Battlefield 6, Saison 4 « Pacific Front » : quand la mer devient le plus beau des champs de bataille

Olivier Tech Olivier Tech Jeux Vidéo 7 min de lecture
Battlefield 6, Saison 4 « Pacific Front » : quand la mer devient le plus beau des champs de bataille

Il y a des soirs où je n’ai qu’une fenêtre de vingt minutes avant que la vraie vie ne reprenne le dessus. Et depuis quelques jours, ces vingt minutes, je les passe la main crispée sur la manette, à sentir un patrouilleur gifler la houle sous un ciel qui vire à l’orage. Battlefield 6 vient de lancer sa Saison 4, sous-titrée « Pacific Front », et elle a fait une chose que j’attendais sans oser l’espérer : elle a mis la mer au centre du jeu. Je manque cruellement de temps pour m’y consacrer autant que je le voudrais — mais je n’ai rarement pris autant de plaisir à en voler des bouts.

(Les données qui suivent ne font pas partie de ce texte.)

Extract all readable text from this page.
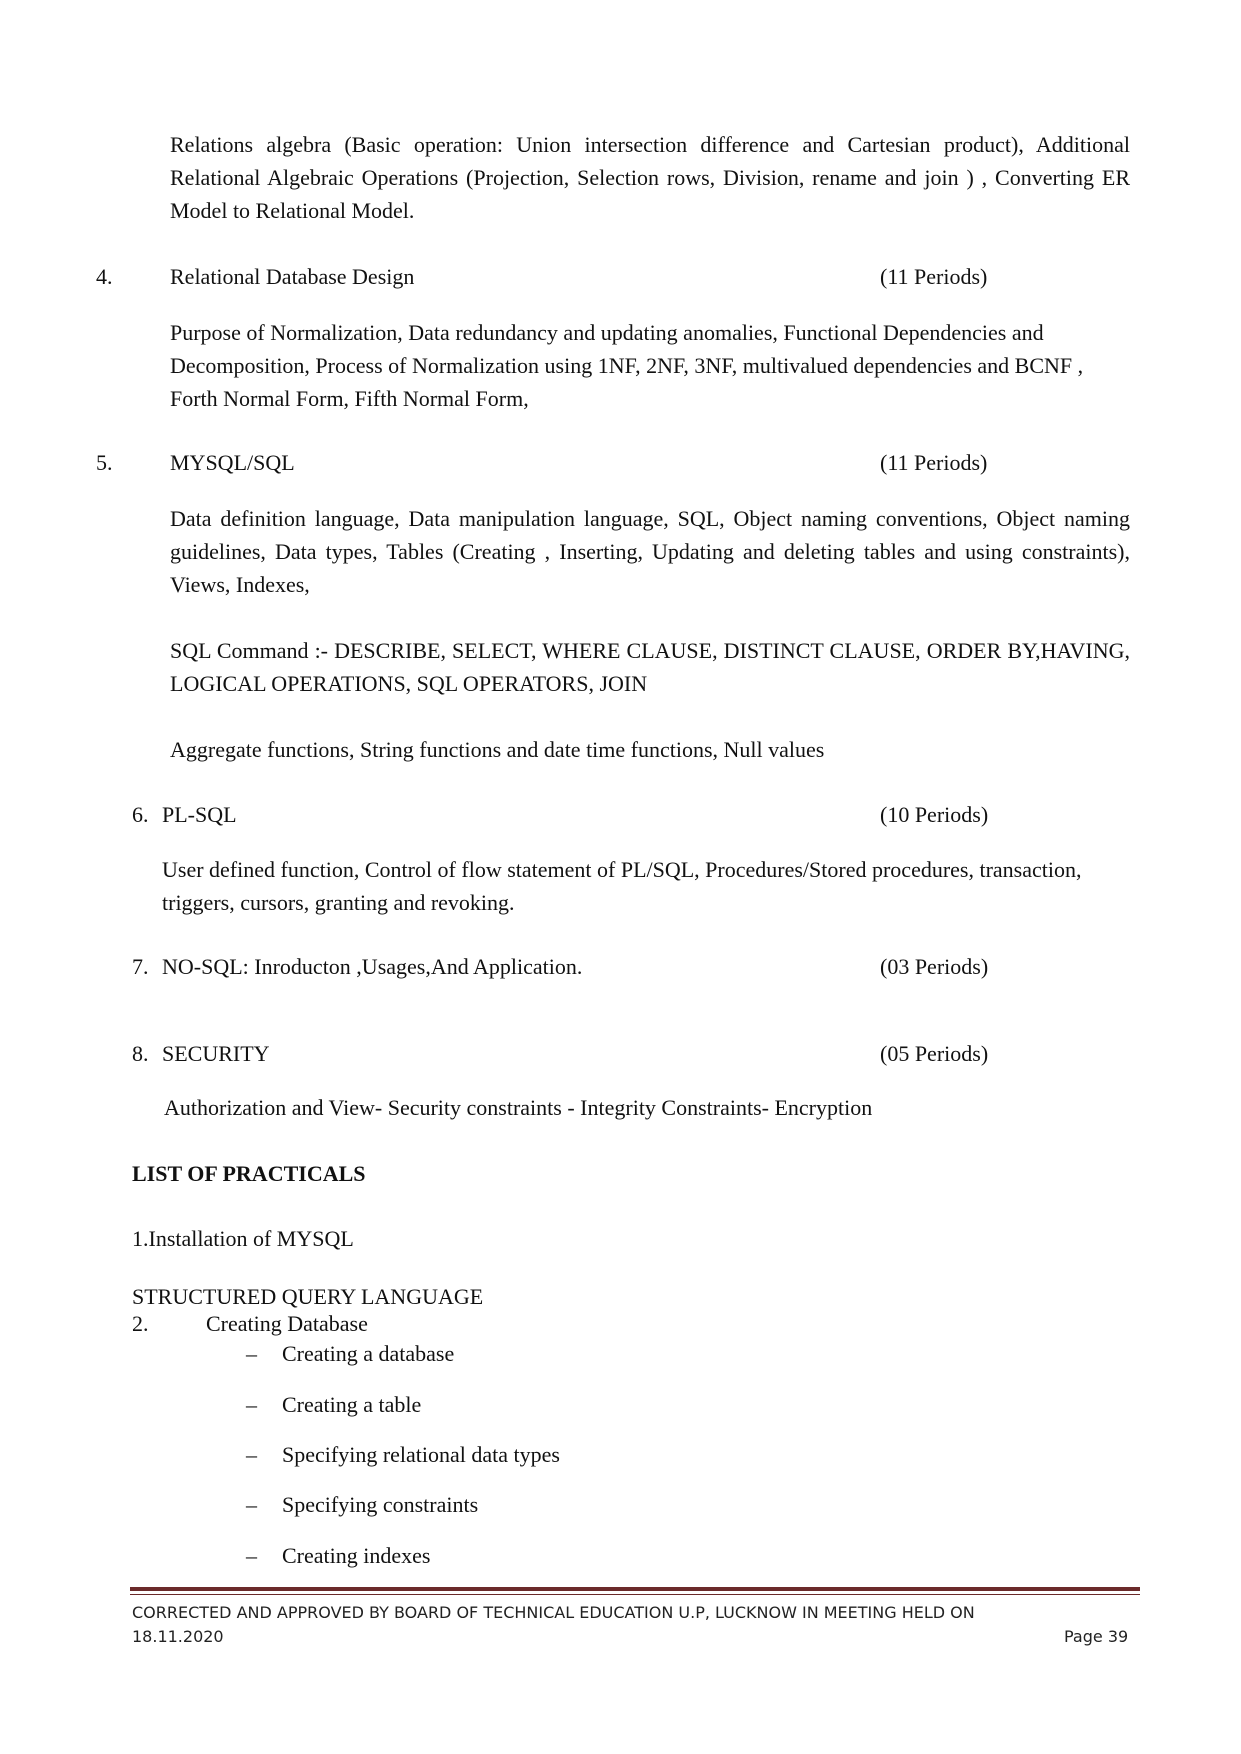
Relations algebra (Basic operation: Union intersection difference and Cartesian product), Additional Relational Algebraic Operations (Projection, Selection rows, Division, rename and join ) , Converting ER Model to Relational Model.

4.	Relational Database Design	(11 Periods)

Purpose of Normalization, Data redundancy and updating anomalies, Functional Dependencies and Decomposition, Process of Normalization using 1NF, 2NF, 3NF, multivalued dependencies and BCNF , Forth Normal Form, Fifth Normal Form,

5.	MYSQL/SQL	(11 Periods)

Data definition language, Data manipulation language, SQL, Object naming conventions, Object naming guidelines, Data types, Tables (Creating , Inserting, Updating and deleting tables and using constraints), Views, Indexes,

SQL Command :- DESCRIBE, SELECT, WHERE CLAUSE, DISTINCT CLAUSE, ORDER BY,HAVING, LOGICAL OPERATIONS, SQL OPERATORS, JOIN

Aggregate functions, String functions and date time functions, Null values

6. PL-SQL	(10 Periods)

User defined function, Control of flow statement of PL/SQL, Procedures/Stored procedures, transaction, triggers, cursors, granting and revoking.

7. NO-SQL: Inroducton ,Usages,And Application.	(03 Periods)
8. SECURITY	(05 Periods)
Authorization and View- Security constraints - Integrity Constraints- Encryption
LIST OF PRACTICALS
1.Installation of MYSQL
STRUCTURED QUERY LANGUAGE
2.	Creating Database
– Creating a database
– Creating a table
– Specifying relational data types
– Specifying constraints
– Creating indexes
CORRECTED AND APPROVED BY BOARD OF TECHNICAL EDUCATION U.P, LUCKNOW IN MEETING HELD ON
18.11.2020	Page 39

« Pacific Front » : la plus grosse mise à jour depuis le lancement

Déployée le 21 juillet 2026 via la mise à jour 1.4.1.0, la Saison 4 est, de l’aveu même des studios, le plus gros patch reçu par le jeu depuis sa sortie. Et pour une fois, le mot « saison » ne se résume pas à un passe de combat et deux skins : c’est une refonte du terrain de jeu qui s’étale sur trois phases.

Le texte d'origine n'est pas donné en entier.